Dün ‘çok iyi’ geçti. Bakmayın doların 1.27 YTL’lerin üzerine çıkmasına. Bakmayın borsada hisse senetleri fiyatlarının yüzde 7.5 düşmesine... Bunlar olağan.
Kapatma davası ve AKP’nin gösterdikleri sert tepkiden sonra pazartesi sabahı ekonomideki oyuncuların ne yapacağı merakla bekleniyordu.
En iyimserler bile, doların en fazla 1.30’lara kadar çıkabileceğini, kötümserler ise 1.30 YTL’nin üzerinde tırmanışa geçeceğini söylüyordu.
Çok ilginçtir ki, pazartesi günü bizde (1) dolar fiyatındaki yükselme (2) borsada endeksindeki gerileme Başsavcı’nın iddianamesiyle başlayan ve Başbakan’ın sert açıklamalarıyla doruğa çıkan tansiyondan etkilenmedi.
Piyasalar yurtdışı piyasaların tamamını etkileyen, dalgalanmaların rüzgârıyla sallandı.
Oyuncular korkuyor
Bundan önce ‘Cumhurbaşkanı’nın elindeki Anayasa kitabını masaya fırlatmasıyla’ krize giren ekonomi, iktidar partisinin kapatılmasıyla sonuçlanacak bir mahkeme süreci karşısında nasıl oldu da bu kadar sakin kalabildi?

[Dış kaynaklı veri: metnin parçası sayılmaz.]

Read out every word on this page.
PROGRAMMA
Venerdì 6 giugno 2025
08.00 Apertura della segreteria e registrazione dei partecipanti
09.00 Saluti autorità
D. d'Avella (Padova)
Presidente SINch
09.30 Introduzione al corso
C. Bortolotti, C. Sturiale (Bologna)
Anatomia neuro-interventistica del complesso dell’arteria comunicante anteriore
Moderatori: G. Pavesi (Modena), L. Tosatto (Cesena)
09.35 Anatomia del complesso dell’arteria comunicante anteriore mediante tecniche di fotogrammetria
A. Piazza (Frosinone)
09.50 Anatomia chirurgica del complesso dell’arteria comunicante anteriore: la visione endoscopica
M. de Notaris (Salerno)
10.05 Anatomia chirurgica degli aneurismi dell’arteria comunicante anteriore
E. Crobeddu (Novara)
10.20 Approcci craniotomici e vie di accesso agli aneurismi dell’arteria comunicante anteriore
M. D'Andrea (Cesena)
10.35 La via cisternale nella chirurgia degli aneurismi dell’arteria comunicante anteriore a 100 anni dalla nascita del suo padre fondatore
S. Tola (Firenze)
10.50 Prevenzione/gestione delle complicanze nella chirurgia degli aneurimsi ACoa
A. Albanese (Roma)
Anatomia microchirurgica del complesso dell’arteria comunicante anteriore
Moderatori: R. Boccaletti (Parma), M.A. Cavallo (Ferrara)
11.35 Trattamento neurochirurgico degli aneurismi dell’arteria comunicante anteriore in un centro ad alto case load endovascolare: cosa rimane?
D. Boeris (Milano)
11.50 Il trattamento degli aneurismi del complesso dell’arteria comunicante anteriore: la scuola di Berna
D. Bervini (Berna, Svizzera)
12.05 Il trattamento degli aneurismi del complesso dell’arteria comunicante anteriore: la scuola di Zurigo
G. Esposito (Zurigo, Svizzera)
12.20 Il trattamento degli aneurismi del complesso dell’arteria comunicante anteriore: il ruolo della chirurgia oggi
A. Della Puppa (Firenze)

Bizim piyasalarımız büyük sarsıntılara ‘dolara hücum’la girer. Önce yabancılar, sonra bankalar ve de daha sonra onlardan etkilenen halk dolara hücum ettiğinde, piyasalar çöker.
Bu defa yabancılar da, bankalar da, halk da dolara hücum etmedi. Çünkü şartlar dünden çok farklı.
- Yabancılar Türkiye’de 56 milyar dolarlarını hisse senetlerine, 31 milyar dolarlarını bono ve tahvile bağlamış durumda.
Borsadaki fiyatlar dünyadaki çalkantıdan etkileniyor. Dünya borsalardaki paniğin ardında, özellikle bankaların çöküşü ve sanayi şirketlerinin kârlılığının azalması var.
Bizde bankalar çökmediğine, büyük sanayi şirketlerinin kârlılığı devam ettiğine göre, hisse senetlerinin karşılığı sağlam... Ama fiyatları geriliyor. Bu kargaşada yabancının satarak Türkiye’den çıkması pek akıl kârı değil.
- Batı piyasalarında işlem gören kâğıtların değerinin sanal olduğu anlaşıldı. Piyasada güvenilir kâğıt kalmadı. Halbuki T.C. Hazine kâğıtları hem sağlam hem de reel getirisi yüksek. Yabancıların Türk piyasasını hemen terk etmelerini gerektirecek bir durum yok. İşte bu nedenlerle dolara hücüm etmediler.
Kimseye yaramaz
- Bankalar büyük ölçüde döviz kredisi kullanıyor. Vadesi geldikçe döviz kredilerini yeniliyor. Bu döviz kredileri karşılığı içeride müşterilerine dolar ve YTL kredisi açıyor.
Bankalar dolara hücum ederek dolar fiyatının yükselmesine yol açmaktan, piyasada panik yaratarak kredilerini riskli duruma getirmekten çekiniyorlar. Bu, kendi ayaklarına kurşun sıkmak olur. Tersine, dolar fiyatını aşağıda tutmaya çalışıyorlar.
İşte bu nedenle bankalar dolara hücum etmiyor.
- Halkımızın bankalarda 95 milyar doları var. Yastık altında tuttukları nakit döviz miktarı 15-20 milyar dolar kadar. Halkımız döviz tutmaktan bugüne kadar zarar gördü. Genel beklenti dolar fiyatı yükselince satışa geçmektir. Piyasa sığ olduğu için halk biraz dolar satmaya kalksa dolar fiyatı gene eski rakama iniyor.
Halkta YTL kalmadı. Halkın borcu var. Dolar almaktan korkuyor. Almak istese parası yok.
İşte bu nedenle halkımız dolara hücum etmiyor. Ve de işte bunun için pazartesi “iyi“ geçti... Pazartesi “iyi geçti” diyerek, “Ekonominin geleceği sağlamdır. Böyle geldi, böyle gider“ diyebilir miyiz? Hayır... Şimdilik derdimiz “günü kurtarmaktır”. Günü kurtardık ya... Yarınlar için Allah kerim!